37) Vgl. Johannes Paul II., Apostolisches Schreiben Reconciliatio et paenitentia, (1984), Nr. 16, (soziale Sünde führt zu sozialen Übeln), Enzyklika Sollicitudo rei socialis (1987), Nr. 36-37, und Enzyklika Centesimus annus (1991), Nr. 38. In diesen Dokumenten finden sich Ausdrücke wie »Situationen der Sünde« oder »Soziale Sünden«. Als Gründe für die Sünde werden immer Egoismus, Suche nach Profit und Machthunger genannt.

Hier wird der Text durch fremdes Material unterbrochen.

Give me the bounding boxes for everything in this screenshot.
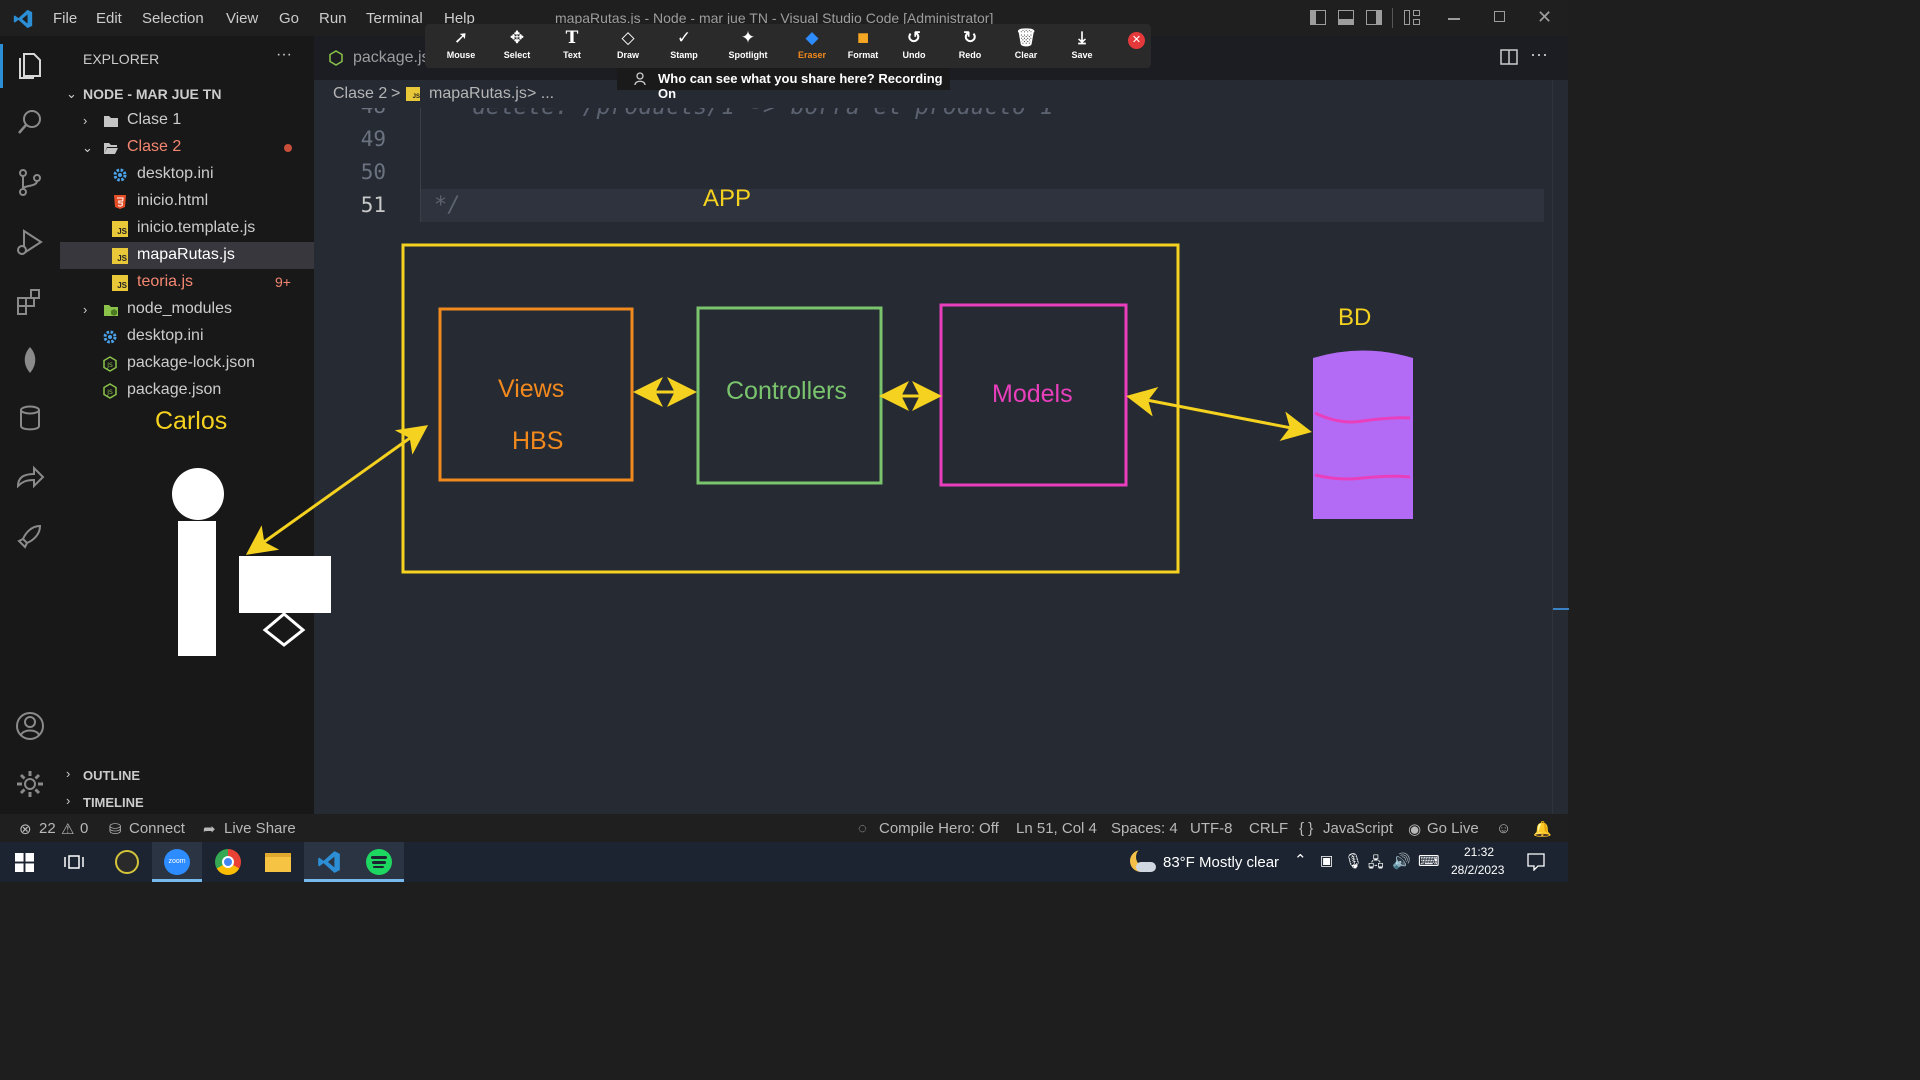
warning-icon: ⚠	[61, 821, 75, 838]
clock-date[interactable]: 28/2/2023	[1451, 863, 1504, 877]
format-icon: ■	[856, 27, 870, 49]
error-icon: ⊗	[19, 821, 32, 838]
zoom-annotation-toolbar: ➚ Mouse ✥ Select T Text ◇ Draw ✓ Stamp ✦ Spotl…	[425, 24, 1151, 68]
status-bar: ⊗ 22 ⚠ 0 ⛁ Connect ➦ Live Share ◌ Compil…	[0, 814, 1568, 842]
zoom-stamp-button[interactable]: ✓ Stamp	[656, 26, 712, 66]
language-mode-status[interactable]: { } JavaScript	[1299, 820, 1393, 838]
notifications-bell-icon[interactable]: 🔔	[1533, 820, 1552, 838]
move-icon: ✥	[509, 28, 525, 47]
broadcast-icon: ◉	[1408, 821, 1422, 838]
feedback-icon[interactable]: ☺	[1496, 820, 1511, 837]
eye-off-icon: ◌	[858, 820, 867, 837]
app-label: APP	[703, 185, 752, 212]
zoom-redo-button[interactable]: ↻ Redo	[942, 26, 998, 66]
trash-icon: 🗑	[1015, 28, 1037, 47]
annotation-drawing	[172, 243, 1413, 656]
indentation-status[interactable]: Spaces: 4	[1111, 820, 1178, 837]
zoom-clear-button[interactable]: 🗑 Clear	[998, 26, 1054, 66]
models-label: Models	[992, 380, 1073, 408]
zoom-draw-button[interactable]: ◇ Draw	[600, 26, 656, 66]
database-small-icon: ⛁	[109, 821, 122, 838]
chevron-up-icon[interactable]: ⌃	[1294, 851, 1307, 869]
spotify-icon	[366, 849, 392, 875]
bd-label: BD	[1338, 304, 1372, 331]
volume-icon[interactable]: 🔊	[1392, 852, 1411, 870]
views-label: Views	[498, 375, 565, 403]
hbs-label: HBS	[512, 427, 564, 455]
taskbar-app-obs[interactable]	[102, 842, 152, 882]
save-icon: ⤓	[1078, 28, 1086, 47]
eol-status[interactable]: CRLF	[1249, 820, 1288, 837]
chrome-icon	[215, 849, 241, 875]
compile-hero-status[interactable]: ◌ Compile Hero: Off	[858, 820, 1003, 838]
weather-moon-icon[interactable]	[1130, 847, 1156, 874]
zoom-close-icon[interactable]: ✕	[1128, 32, 1145, 49]
obs-icon	[115, 850, 139, 874]
text-icon: T	[565, 28, 579, 48]
notification-center-icon[interactable]	[1527, 853, 1545, 871]
clock-time[interactable]: 21:32	[1464, 845, 1494, 859]
eraser-icon: ◆	[805, 28, 819, 47]
diamond-icon: ◇	[621, 28, 635, 47]
live-share-small-icon: ➦	[203, 821, 216, 838]
check-icon: ✓	[676, 28, 692, 47]
taskbar-app-spotify[interactable]	[354, 842, 404, 882]
keyboard-icon[interactable]: ⌨	[1418, 852, 1440, 870]
live-share-status[interactable]: ➦ Live Share	[203, 820, 298, 838]
weather-text[interactable]: 83°F Mostly clear	[1163, 854, 1279, 871]
braces-icon: { }	[1299, 820, 1314, 837]
redo-icon: ↻	[962, 28, 978, 47]
arrow-user-app	[245, 425, 429, 555]
zoom-select-button[interactable]: ✥ Select	[489, 26, 545, 66]
wand-icon: ✦	[740, 28, 756, 47]
cursor-position-status[interactable]: Ln 51, Col 4	[1016, 820, 1097, 837]
undo-icon: ↺	[906, 28, 922, 47]
meet-now-icon[interactable]: ▣	[1320, 852, 1333, 869]
database-cylinder	[1313, 350, 1413, 519]
zoom-text-button[interactable]: T Text	[544, 26, 600, 66]
arrow-models-db	[1126, 387, 1312, 441]
cursor-icon: ➚	[453, 28, 469, 47]
zoom-format-button[interactable]: ■ Format	[835, 26, 891, 66]
go-live-status[interactable]: ◉ Go Live	[1408, 820, 1480, 838]
zoom-app-icon: zoom	[164, 849, 190, 875]
zoom-mouse-button[interactable]: ➚ Mouse	[433, 26, 489, 66]
windows-taskbar: zoom 83°F Mostly clear ⌃ ▣ 🎙 🖧 🔊 ⌨ 21:32…	[0, 842, 1568, 882]
taskbar-app-vscode[interactable]	[304, 842, 354, 882]
task-view-icon[interactable]	[64, 853, 84, 871]
encoding-status[interactable]: UTF-8	[1190, 820, 1233, 837]
recording-notice[interactable]: Who can see what you share here? Recordi…	[617, 68, 950, 101]
person-icon	[634, 72, 646, 86]
controllers-label: Controllers	[726, 377, 847, 405]
zoom-spotlight-button[interactable]: ✦ Spotlight	[720, 26, 776, 66]
user-label: Carlos	[155, 407, 228, 435]
zoom-save-button[interactable]: ⤓ Save	[1054, 26, 1110, 66]
taskbar-app-zoom[interactable]: zoom	[152, 842, 202, 882]
taskbar-app-chrome[interactable]	[203, 842, 253, 882]
zoom-undo-button[interactable]: ↺ Undo	[886, 26, 942, 66]
file-explorer-icon	[265, 853, 291, 872]
taskbar-app-explorer[interactable]	[253, 842, 303, 882]
vscode-taskbar-icon	[318, 851, 340, 873]
zoom-eraser-button[interactable]: ◆ Eraser	[784, 26, 840, 66]
windows-start-icon[interactable]	[15, 853, 34, 872]
connect-status[interactable]: ⛁ Connect	[109, 820, 189, 838]
user-stick-figure	[172, 468, 331, 656]
microphone-icon[interactable]: 🎙	[1344, 852, 1363, 870]
network-icon[interactable]: 🖧	[1368, 852, 1384, 876]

38) Die Produktion von Chemiewaffen, die keine positiven Folgen zeitigen, sondern nur dazu dienen, anzugreifen oder zu verteidigen, legt beredtes Zeugnis davon ab. Die 500.000 Tonnen tödliches Material, die 60 Mrd. Menschen vernichten können, und die in der ehemaligen Sowjetunion lagern, haben in der Produkten ca. 200 Mrd. US-$ gekostet, und es kostet noch einmal so viel, sie zu zerstören. Es handelt sich letztendlich um Ressourcen, die einen herben Verlust für unseren Planeten bedeuten. Dieses widersinnige Abenteuer führte zum Absinken des Lebensstandards der Menschen (im allgemeinen, nicht nur in der ehemaligen Sowjet-Union) und zu Hunger in Familien , die ohne dieses Abenteuer Hunger nie gekannt hätten.



39) Vgl. Paul VI., Weihnachtsbotschaft zum Ende des Heiligen Jahres., AAS 68 (1976) 2, 145. Dieses Bild wurde erstmalig von Papst Paul VI. benutzt.